En estos días se ha suscitado en Cartago un escándalo por el proyecto habitacional de interés social en la zona del Guayabal. El proyecto privado, que ha seguido paso a paso los requisitos legales para obtener los permisos, ha sido atacado por dirigentes políticos que por alguna razón vieron en ello la posibilidad de obtener réditos, para lo que han llevado información no del todo clara a los vecinos que entonces también se han opuesto, siguiendo una línea de pensamiento que es el reflejo de una división nefasta para una sociedad que presume de igualdad.
A pesar de que se ha cubierto la oposición con una presunta inseguridad ambiental, el verdadero argumento —lo manifiestan los vecinos cuando son entrevistados—, es la procedencia de los futuros habitantes del proyecto. La queja es que son de zonas marginales y por ello, supuestamente, “de malas costumbres”, por lo cual van a “echar a perder” a la comunidad.
Es cierto que en los barrios marginales y precarios, por razones que tienen explicación en la misma desigualdad, vive alguna gente que no se ajusta al comportamiento medio para una sana convivencia; pero la inmensa mayoría de estas personas es gente buena, es gente decente que lucha por sobrevivir, por trabajar honradamente para construirse un futuro, por insertarse dignamente a la sociedad. La mayoría son madres jefes de hogar solteras o abandonadas, son menores de edad quienes, si nos les damos una vida decente, se convertirán en lo que criticamos.
Verdad a medias. Lo que se dice de que el lugar es inseguro ambientalmente es una verdad a medias, porque los Índices de Fragilidad Ambiental (IFA) lo ubican, como a la mayoría de Cartago, en riesgo moderado. Otras zonas ya habitadas son de mayor riesgo ambiental, y de hecho la previsión del crecimiento es al sur de la ciudad, precisamente en estas zonas. Son extremadamente más riesgosos los sitios donde viven hoy quienes se trasladarían al nuevo proyecto.

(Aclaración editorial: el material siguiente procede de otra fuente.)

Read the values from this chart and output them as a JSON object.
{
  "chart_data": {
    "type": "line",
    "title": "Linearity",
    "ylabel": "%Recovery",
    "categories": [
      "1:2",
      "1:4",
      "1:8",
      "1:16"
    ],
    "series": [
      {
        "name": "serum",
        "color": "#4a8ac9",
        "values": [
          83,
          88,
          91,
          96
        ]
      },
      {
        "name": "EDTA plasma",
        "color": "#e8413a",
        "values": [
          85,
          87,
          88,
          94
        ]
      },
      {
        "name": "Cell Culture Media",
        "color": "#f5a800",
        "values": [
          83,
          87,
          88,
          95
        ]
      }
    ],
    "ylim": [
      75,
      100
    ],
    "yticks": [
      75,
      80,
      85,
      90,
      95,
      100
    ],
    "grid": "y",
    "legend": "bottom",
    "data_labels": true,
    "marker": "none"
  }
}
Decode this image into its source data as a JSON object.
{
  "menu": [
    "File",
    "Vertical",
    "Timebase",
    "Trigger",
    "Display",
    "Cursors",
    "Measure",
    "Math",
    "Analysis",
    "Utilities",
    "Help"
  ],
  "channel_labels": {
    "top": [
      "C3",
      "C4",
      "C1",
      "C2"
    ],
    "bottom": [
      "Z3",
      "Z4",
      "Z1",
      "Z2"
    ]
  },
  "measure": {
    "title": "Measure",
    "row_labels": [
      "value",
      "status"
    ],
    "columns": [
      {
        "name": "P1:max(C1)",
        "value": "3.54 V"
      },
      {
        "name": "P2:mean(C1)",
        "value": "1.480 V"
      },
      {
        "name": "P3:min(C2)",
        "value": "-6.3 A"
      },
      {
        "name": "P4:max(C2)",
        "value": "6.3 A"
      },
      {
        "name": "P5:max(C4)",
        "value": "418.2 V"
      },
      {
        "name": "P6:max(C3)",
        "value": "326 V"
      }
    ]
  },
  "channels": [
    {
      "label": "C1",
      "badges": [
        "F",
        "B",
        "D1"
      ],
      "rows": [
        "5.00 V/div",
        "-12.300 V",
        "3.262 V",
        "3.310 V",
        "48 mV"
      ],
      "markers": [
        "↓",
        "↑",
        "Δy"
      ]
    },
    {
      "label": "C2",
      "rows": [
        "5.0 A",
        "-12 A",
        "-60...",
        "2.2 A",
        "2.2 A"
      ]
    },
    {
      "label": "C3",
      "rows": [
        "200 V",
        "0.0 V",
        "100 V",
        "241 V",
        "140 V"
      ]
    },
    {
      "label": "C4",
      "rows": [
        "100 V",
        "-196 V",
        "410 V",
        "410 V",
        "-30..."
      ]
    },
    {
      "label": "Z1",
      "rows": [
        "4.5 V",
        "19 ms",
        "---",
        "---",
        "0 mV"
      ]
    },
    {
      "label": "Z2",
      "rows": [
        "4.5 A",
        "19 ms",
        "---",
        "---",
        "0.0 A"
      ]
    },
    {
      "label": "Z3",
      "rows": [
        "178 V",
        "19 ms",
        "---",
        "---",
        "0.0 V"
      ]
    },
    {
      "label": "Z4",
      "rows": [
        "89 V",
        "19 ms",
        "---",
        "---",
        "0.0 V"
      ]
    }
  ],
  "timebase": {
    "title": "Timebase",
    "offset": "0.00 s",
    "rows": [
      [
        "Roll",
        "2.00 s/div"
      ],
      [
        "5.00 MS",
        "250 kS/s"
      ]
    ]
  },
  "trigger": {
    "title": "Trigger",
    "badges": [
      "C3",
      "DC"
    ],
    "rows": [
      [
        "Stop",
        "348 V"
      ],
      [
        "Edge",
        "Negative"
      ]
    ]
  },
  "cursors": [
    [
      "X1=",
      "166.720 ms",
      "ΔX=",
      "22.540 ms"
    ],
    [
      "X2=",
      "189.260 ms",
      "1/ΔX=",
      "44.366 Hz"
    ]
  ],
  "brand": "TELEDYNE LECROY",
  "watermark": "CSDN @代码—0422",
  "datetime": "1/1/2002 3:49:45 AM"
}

Con los argumentos que se han usado en contra de esta gente lo que se ha hecho es dificultar que las familias que van a vivir en el proyecto La Campiña se integren de manera positiva y constructiva a su futuro entorno.
Desde ya los vecinos les hacen la guerra y los declaran no gratos, los llaman antisociales, les cierran las posibilidades de integración social, los estigmatizan y hacen crecer su resentimiento hacia una sociedad que los rechaza a todos por lo que hacen unos pocos.
Qué diferente sería si, en vez de hacerles la guerra por prejuicios sociales, los residentes de los alrededores se organizaran para recibirlos como buenos vecinos, para ayudarles en sus limitaciones, para colaborar en mantener el lugar en buenas condiciones, para organizar actividades de promoción cultural y social, de modo que los integren positivamente. Desafortunadamente, en lugar de humanizar el asunto, algunos prefirieron politizarlo, pero sin medir que con ello han aportado a la destrucción de nuestra sociedad, de nuestra añorada igualdad y han causado un daño difícil de reparar a nuestra paz social. Han olvidado que el derecho de vivir dignamente, en casas decentes, no es de unos pocos, sino de todos los ticos, aunque sean pobres y aunque hasta ahora la sociedad les haya dado la espalda.
Ojalá este incidente no crezca, no provoque más daños, no genere víctimas físicas, porque pesarán en la conciencia de quienes azuzaron los actos violentos. Y digo más daño porque de hecho ya el mal está hecho: ya se aumentó la división social, ya se generó el descontento entre quienes cada vez ven más difícil que esta democracia les ayude a resolver sus problemas, porque unos cuantos creen que, por tener un poquito más de dinero, están sobre quienes luchan desde el fondo en que la sociedad los desea mantener.